RBS Global Restructuring Group and SMEs Debate
Full Debate: Read Full DebateWilliam Wragg
Main Page: William Wragg (Independent - Hazel Grove)Department Debates - View all William Wragg's debates with the HM Treasury
(6 years, 10 months ago)
Commons ChamberI congratulate the hon. Member for Norwich South (Clive Lewis) on securing this debate. I was pleased to be a member of the Backbench Business Committee when his application came before us, because such debates show the House at its best.
I have a confession to make: I am a capitalist. But I am a capitalist who believes in a system that depends upon sound financial management. The dishonest practices and systemic mismanagement by RBS in this case fundamentally undermine capitalism. We know that the behaviour of the bank was wrong, both legally and morally, as reported and evidenced in the Tomlinson report and the FCA’s skilled person reports. The injury to individual businesses and the business banking system as a whole has been compounded by the system of redress, which is judged to be inadequate by many.
Like many hon. Members on both sides of the House today, I have constituents who have been affected by this case. Just one such example of malpractice was the forced liquidation in 1998 of Pickup and Bradbury Ltd, a company formerly owned by a constituent of mine, Mr Eric Topping. Pickup and Bradbury was a building and joinery company based in Stockport. It was a business customer of RBS and, like many other businesses, used an overdraft to manage its cash flow. In 1998, the overdraft was £345,000—not an unreasonable amount for a business of that scale—and the company had been happily trading and growing under that arrangement for several years. Then, in February 1998, RBS wrote to Mr Topping saying that it wanted to reduce the overdraft facility to £200,000 and, moreover, that the company owed the bank over £700,000—a figure that is still in dispute today.
Unable to operate under more restrictive conditions, the company was moved into RBS’s Global Restructuring Group, according to RBS, to help it to repay the money it owed. While under the administration of the GRG, the bank’s advisers consistently undervalued the company’s assets, while simultaneously overvaluing its liabilities, to support its claim the company was unviable and, in July 1998, it forced Pickup and Bradbury into receivership. The GRG engineered the fall of the company by demanding aggressive repayment plans and allowing insufficient time for company directors to appoint independent valuers to prove the worth of the company’s assets and its solvency. Mr Topping believes the difference between RBS figures and his own was around £2 million.
Knowing that time is short and that many right hon. and hon. Members want to contribute, I will move on from that case and put some questions to the Treasury Bench. A scandal such as this, just like LIBOR before it, is yet another reason why people and businesses lose faith in the banking sector. Faith in the banks is essential for faith in our whole capitalist system, which I have hitherto been proud to defend. This scheme was organised fraudulent asset stripping on a massive scale, leading to the forced liquidation of many businesses—companies that people had poured a lifetime of effort into and which were their livelihoods. In the case of my constituent and many others, those businesses were their nest eggs for retirement. RBS likely made billions from the activity, but how many lives and livelihoods did it crush in the process?

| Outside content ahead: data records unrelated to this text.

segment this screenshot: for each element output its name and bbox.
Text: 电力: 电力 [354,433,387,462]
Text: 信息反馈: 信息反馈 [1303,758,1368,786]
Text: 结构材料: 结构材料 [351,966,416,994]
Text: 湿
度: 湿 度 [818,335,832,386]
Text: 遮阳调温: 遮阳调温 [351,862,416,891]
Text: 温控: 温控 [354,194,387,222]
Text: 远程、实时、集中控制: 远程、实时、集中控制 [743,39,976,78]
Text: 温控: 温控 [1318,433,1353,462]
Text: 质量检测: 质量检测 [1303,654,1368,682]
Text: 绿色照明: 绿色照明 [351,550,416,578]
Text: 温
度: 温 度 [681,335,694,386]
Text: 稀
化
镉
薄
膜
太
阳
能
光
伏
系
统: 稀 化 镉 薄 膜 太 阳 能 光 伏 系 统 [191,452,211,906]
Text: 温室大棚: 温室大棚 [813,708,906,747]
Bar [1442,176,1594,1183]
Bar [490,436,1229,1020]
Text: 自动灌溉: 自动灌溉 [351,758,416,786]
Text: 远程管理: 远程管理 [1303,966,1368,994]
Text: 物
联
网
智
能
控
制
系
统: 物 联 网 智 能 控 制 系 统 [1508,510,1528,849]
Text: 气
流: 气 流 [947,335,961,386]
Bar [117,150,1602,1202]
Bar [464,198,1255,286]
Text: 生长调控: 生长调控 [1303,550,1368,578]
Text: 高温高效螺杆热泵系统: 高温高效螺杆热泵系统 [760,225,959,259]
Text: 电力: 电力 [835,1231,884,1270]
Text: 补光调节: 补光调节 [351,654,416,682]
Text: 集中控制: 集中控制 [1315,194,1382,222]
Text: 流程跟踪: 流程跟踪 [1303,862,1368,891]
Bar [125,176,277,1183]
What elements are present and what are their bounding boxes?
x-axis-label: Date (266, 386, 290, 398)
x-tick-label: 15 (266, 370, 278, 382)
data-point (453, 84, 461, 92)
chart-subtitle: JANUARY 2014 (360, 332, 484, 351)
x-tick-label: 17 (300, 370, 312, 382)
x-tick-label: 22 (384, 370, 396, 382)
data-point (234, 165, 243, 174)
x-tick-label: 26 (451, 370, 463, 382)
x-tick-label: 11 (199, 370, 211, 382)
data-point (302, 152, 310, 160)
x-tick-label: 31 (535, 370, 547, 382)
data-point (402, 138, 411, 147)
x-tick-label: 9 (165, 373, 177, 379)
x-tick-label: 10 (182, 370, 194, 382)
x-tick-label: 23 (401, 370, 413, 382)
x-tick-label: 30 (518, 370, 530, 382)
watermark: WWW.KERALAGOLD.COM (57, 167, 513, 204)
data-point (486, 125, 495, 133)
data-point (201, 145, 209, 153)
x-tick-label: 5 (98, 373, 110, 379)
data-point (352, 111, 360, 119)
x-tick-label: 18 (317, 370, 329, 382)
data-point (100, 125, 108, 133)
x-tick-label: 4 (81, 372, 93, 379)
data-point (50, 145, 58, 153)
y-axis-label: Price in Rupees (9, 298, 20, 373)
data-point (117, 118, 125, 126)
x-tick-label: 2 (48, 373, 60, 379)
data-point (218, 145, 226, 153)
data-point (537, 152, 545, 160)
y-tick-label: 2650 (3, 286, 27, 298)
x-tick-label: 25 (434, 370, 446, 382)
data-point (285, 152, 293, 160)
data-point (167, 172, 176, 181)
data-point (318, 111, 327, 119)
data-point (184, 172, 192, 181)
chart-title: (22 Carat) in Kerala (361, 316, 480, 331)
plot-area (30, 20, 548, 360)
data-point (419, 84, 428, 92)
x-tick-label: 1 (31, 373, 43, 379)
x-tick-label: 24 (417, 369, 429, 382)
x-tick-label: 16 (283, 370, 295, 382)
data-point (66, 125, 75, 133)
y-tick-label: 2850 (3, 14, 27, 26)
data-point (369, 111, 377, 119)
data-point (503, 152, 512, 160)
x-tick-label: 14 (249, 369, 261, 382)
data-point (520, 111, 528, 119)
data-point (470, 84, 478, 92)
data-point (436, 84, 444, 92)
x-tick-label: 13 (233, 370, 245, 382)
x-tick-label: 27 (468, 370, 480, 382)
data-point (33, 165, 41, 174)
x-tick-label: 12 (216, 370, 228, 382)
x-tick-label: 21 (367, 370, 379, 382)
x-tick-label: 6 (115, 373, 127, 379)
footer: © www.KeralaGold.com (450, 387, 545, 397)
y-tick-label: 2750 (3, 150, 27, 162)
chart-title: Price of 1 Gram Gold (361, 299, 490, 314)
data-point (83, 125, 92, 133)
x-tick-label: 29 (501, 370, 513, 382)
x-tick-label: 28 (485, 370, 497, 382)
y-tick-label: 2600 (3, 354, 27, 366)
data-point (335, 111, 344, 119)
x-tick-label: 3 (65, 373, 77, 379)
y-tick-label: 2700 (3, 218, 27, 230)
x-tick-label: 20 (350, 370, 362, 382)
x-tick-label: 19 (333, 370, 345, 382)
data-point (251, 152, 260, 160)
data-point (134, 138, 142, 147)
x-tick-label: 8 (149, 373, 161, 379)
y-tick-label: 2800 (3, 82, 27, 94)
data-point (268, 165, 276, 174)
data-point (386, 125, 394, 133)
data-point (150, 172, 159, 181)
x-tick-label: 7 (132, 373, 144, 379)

We on the Conservative Benches in particular rightly tell the country we stand up for hard-working people. Mr Topping, and hundreds of business owners like him, are just such hard-working people, yet they have had their assets stripped by RBS and now have very little to show for it. It is time that we stood up for them. I have some questions for my hon. Friend the able and newly appointed Economic Secretary to the Treasury. While Her Majesty’s Government have a controlling stake in RBS, what is he doing to ensure that the bank does the right thing by its former customers, both by the law and by the sense of common decency on which all civilised business ultimately depends?
The hon. Gentleman is making an excellent speech, but may I ask him to widen his ambition? My constituent Derrick Cullen was the victim of Lloyds bank, so it is clear that the conspiracy was not confined to one bank, but was industry-wide— the lies spread across the industry. On that basis, the Government should do more than use their powers on a nationalised bank; the action must be systemic across the whole banking system.
The hon. Gentleman is right to highlight the broader practice in the banking sector. I have confined my remarks to RBS given that it was a constituency case, but he is absolutely right and perhaps draws on the work of the all-party parliamentary group on fair business banking and finance. I pay tribute again to the hon. Member for Norwich South and to my hon. Friend the Member for Thirsk and Malton (Kevin Hollinrake) for their assiduous work on that APPG.
The hon. Member for Rochdale (Tony Lloyd) is generous in allowing me an extra minute through his intervention, but I have only one more sentence to say to the Minister. I will put it as simply as this: what does my constituent have to do to get back the money that was stolen from him?